80% Of Consumers Willing To Share Info, But Few Think They’re Getting Much In Return
by Todd Wasserman
Marketers who are wary of using consumers’ data might be encouraged by a new survey from Aimia. Do you want to share your info?
- Only 23% of those surveyed said the communications they receive from marketers are highly relevant to them.
- Younger consumers appear to be much more tolerant about letting marketers use their data.
- After privacy concerns, communication frequency was the top reason consumers opted to disengage with brands.
Aimia, a data-driven marketing and loyalty analytics company, recently surveyed 20,000 people in 11 countries and found 80% were willing to share personal data, such as their names, email addresses, and nationalities with brands. But only 8% said they thought sharing that info netted them special benefits.
Consumers are aware that their data is worth a lot to marketers. Some 68% of respondents ranked their data as valuable and 31% deemed it “highly valuable.” More than half (55%) said they’d share their personal data to get better offers and rewards.
Companies mine such data to craft personalized advertising and offers. However, the study raises questions about effectiveness: Only 23% of those surveyed said the communications they receive from marketers are highly relevant to them.
“At the heart of this is the fact that consumers are increasingly aware that they’re sharing data and they’re aware of the value of that data,” said David Johnston, group COO at Aimia. “With that awareness and with the march of technology, consumers’ expectations of what businesses are going to do with that data is rising. They think if I’m going to give you my data, and I’m going to tell you stuff about myself, at least have the intelligence and the courtesy to do something useful with it.”

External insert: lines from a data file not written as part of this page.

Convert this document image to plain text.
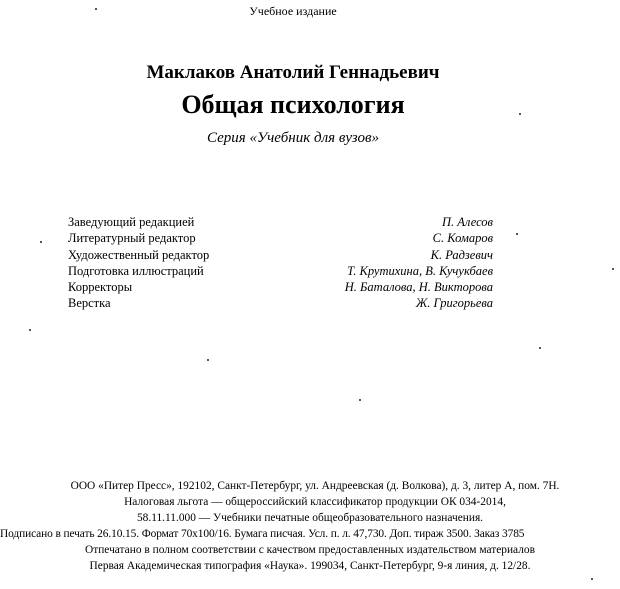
Учебное издание
Маклаков Анатолий Геннадьевич
Общая психология
Серия «Учебник для вузов»
Заведующий редакцией	П. Алесов
Литературный редактор	С. Комаров
Художественный редактор	К. Радзевич
Подготовка иллюстраций	Т. Крутихина, В. Кучукбаев
Корректоры	Н. Баталова, Н. Викторова
Верстка	Ж. Григорьева
ООО «Питер Пресс», 192102, Санкт-Петербург, ул. Андреевская (д. Волкова), д. 3, литер А, пом. 7Н.
Налоговая льгота — общероссийский классификатор продукции ОК 034-2014,
58.11.11.000 — Учебники печатные общеобразовательного назначения.
Подписано в печать 26.10.15. Формат 70х100/16. Бумага писчая. Усл. п. л. 47,730. Доп. тираж 3500. Заказ 3785
Отпечатано в полном соответствии с качеством предоставленных издательством материалов
Первая Академическая типография «Наука». 199034, Санкт-Петербург, 9-я линия, д. 12/28.
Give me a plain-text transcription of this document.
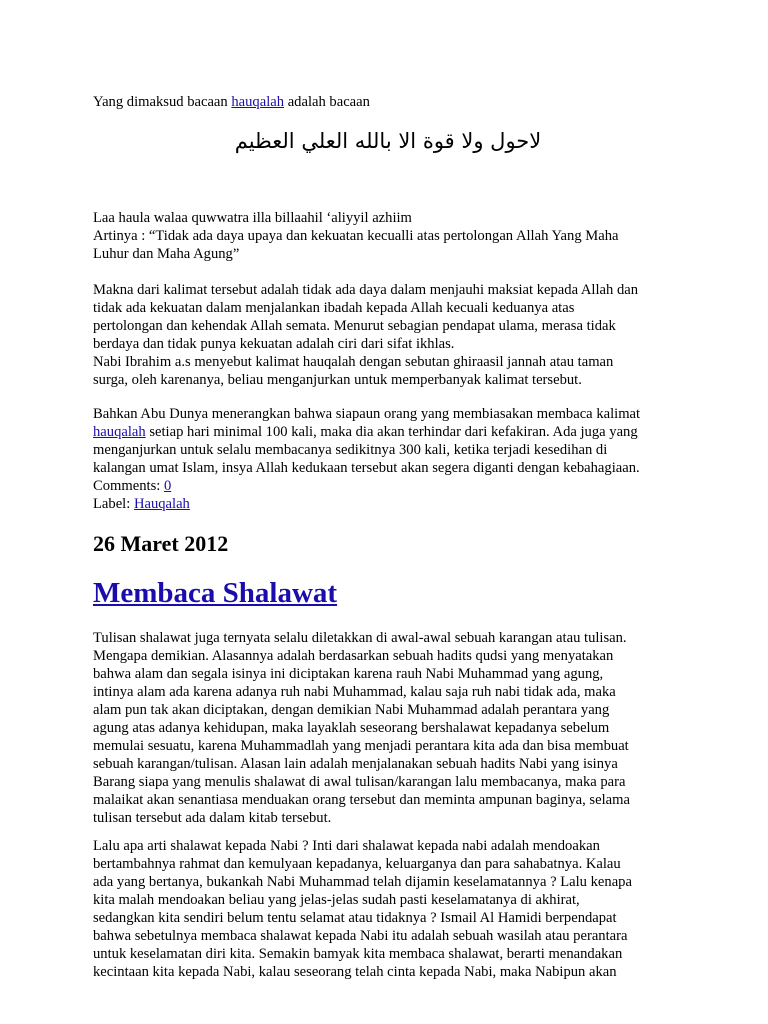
Yang dimaksud bacaan hauqalah adalah bacaan
لاحول ولا قوة الا بالله العلي العظيم

Laa haula walaa quwwatra illa billaahil ‘aliyyil azhiim

Artinya : “Tidak ada daya upaya dan kekuatan kecualli atas pertolongan Allah Yang Maha

Luhur dan Maha Agung”

Makna dari kalimat tersebut adalah tidak ada daya dalam menjauhi maksiat kepada Allah dan

tidak ada kekuatan dalam menjalankan ibadah kepada Allah kecuali keduanya atas

pertolongan dan kehendak Allah semata. Menurut sebagian pendapat ulama, merasa tidak

berdaya dan tidak punya kekuatan adalah ciri dari sifat ikhlas.

Nabi Ibrahim a.s menyebut kalimat hauqalah dengan sebutan ghiraasil jannah atau taman

surga, oleh karenanya, beliau menganjurkan untuk memperbanyak kalimat tersebut.

Bahkan Abu Dunya menerangkan bahwa siapaun orang yang membiasakan membaca kalimat

hauqalah setiap hari minimal 100 kali, maka dia akan terhindar dari kefakiran. Ada juga yang

menganjurkan untuk selalu membacanya sedikitnya 300 kali, ketika terjadi kesedihan di

kalangan umat Islam, insya Allah kedukaan tersebut akan segera diganti dengan kebahagiaan.

Comments: 0

Label: Hauqalah

26 Maret 2012
Membaca Shalawat

Tulisan shalawat juga ternyata selalu diletakkan di awal-awal sebuah karangan atau tulisan.

Mengapa demikian. Alasannya adalah berdasarkan sebuah hadits qudsi yang menyatakan

bahwa alam dan segala isinya ini diciptakan karena rauh Nabi Muhammad yang agung,

intinya alam ada karena adanya ruh nabi Muhammad, kalau saja ruh nabi tidak ada, maka

alam pun tak akan diciptakan, dengan demikian Nabi Muhammad adalah perantara yang

agung atas adanya kehidupan, maka layaklah seseorang bershalawat kepadanya sebelum

memulai sesuatu, karena Muhammadlah yang menjadi perantara kita ada dan bisa membuat

sebuah karangan/tulisan. Alasan lain adalah menjalanakan sebuah hadits Nabi yang isinya

Barang siapa yang menulis shalawat di awal tulisan/karangan lalu membacanya, maka para

malaikat akan senantiasa menduakan orang tersebut dan meminta ampunan baginya, selama

tulisan tersebut ada dalam kitab tersebut.

Lalu apa arti shalawat kepada Nabi ? Inti dari shalawat kepada nabi adalah mendoakan

bertambahnya rahmat dan kemulyaan kepadanya, keluarganya dan para sahabatnya. Kalau

ada yang bertanya, bukankah Nabi Muhammad telah dijamin keselamatannya ? Lalu kenapa

kita malah mendoakan beliau yang jelas-jelas sudah pasti keselamatanya di akhirat,

sedangkan kita sendiri belum tentu selamat atau tidaknya ? Ismail Al Hamidi berpendapat

bahwa sebetulnya membaca shalawat kepada Nabi itu adalah sebuah wasilah atau perantara

untuk keselamatan diri kita. Semakin bamyak kita membaca shalawat, berarti menandakan

kecintaan kita kepada Nabi, kalau seseorang telah cinta kepada Nabi, maka Nabipun akan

Of course, not all consumers view data sharing the same way. Younger consumers appear to be much more tolerant about letting marketers use their data. Generation Z–those consumers who were born in the late 1990s or 2000s–are the most receptive to such messaging. Some 51% of consumers aged 18 to 24 are willing to share their mobile phone numbers versus 30% of Baby Boomers and 43% of U.S. consumers overall.
Taking a look globally, Aimia found that consumers in the United Arab Emirates, India, and Brazil are the most comfortable with sharing their personal data. In particular, 90% of consumers in India are fine with sharing their email addresses, 89% are OK with sharing their names, and 68% are comfortable with sharing their physical mailing addresses.
The report illustrates some possible new avenues of communications for marketers. For instance, 25% to 50% of consumers who are unwilling to share their data will relent if offered a reward for doing so. The percentages vary across cultures. For instance, Spanish consumers were the most influenced by such rewards, while Germans were influenced least.
Creating personalized messages based on such rewards can make marketing much more efficient, according to the survey. On the other hand, such campaigns can backfire if a brand sends too many messages. After privacy concerns, communication frequency was the top reason consumers opted to disengage with brands.
The rosy picture presented by Aimia contrasts with a November 2014 Pew survey that showed 91% of adult consumers agreed that consumers have lost control of how companies collect and use their data. In that survey, 64% of consumers also agreed that the government should do more to regulate advertisers.
Johnston said he hadn’t seen that report, but he believes common sense dictates that consumers should be OK with the trade-off if it results in more relevant advertising. “My mum shares her data with the supermarket,” he said. “Therefore, she gets offers for tea and cake, not lager and razor blades. There’s nothing too sinister in that. It’s just a particular value exchange.”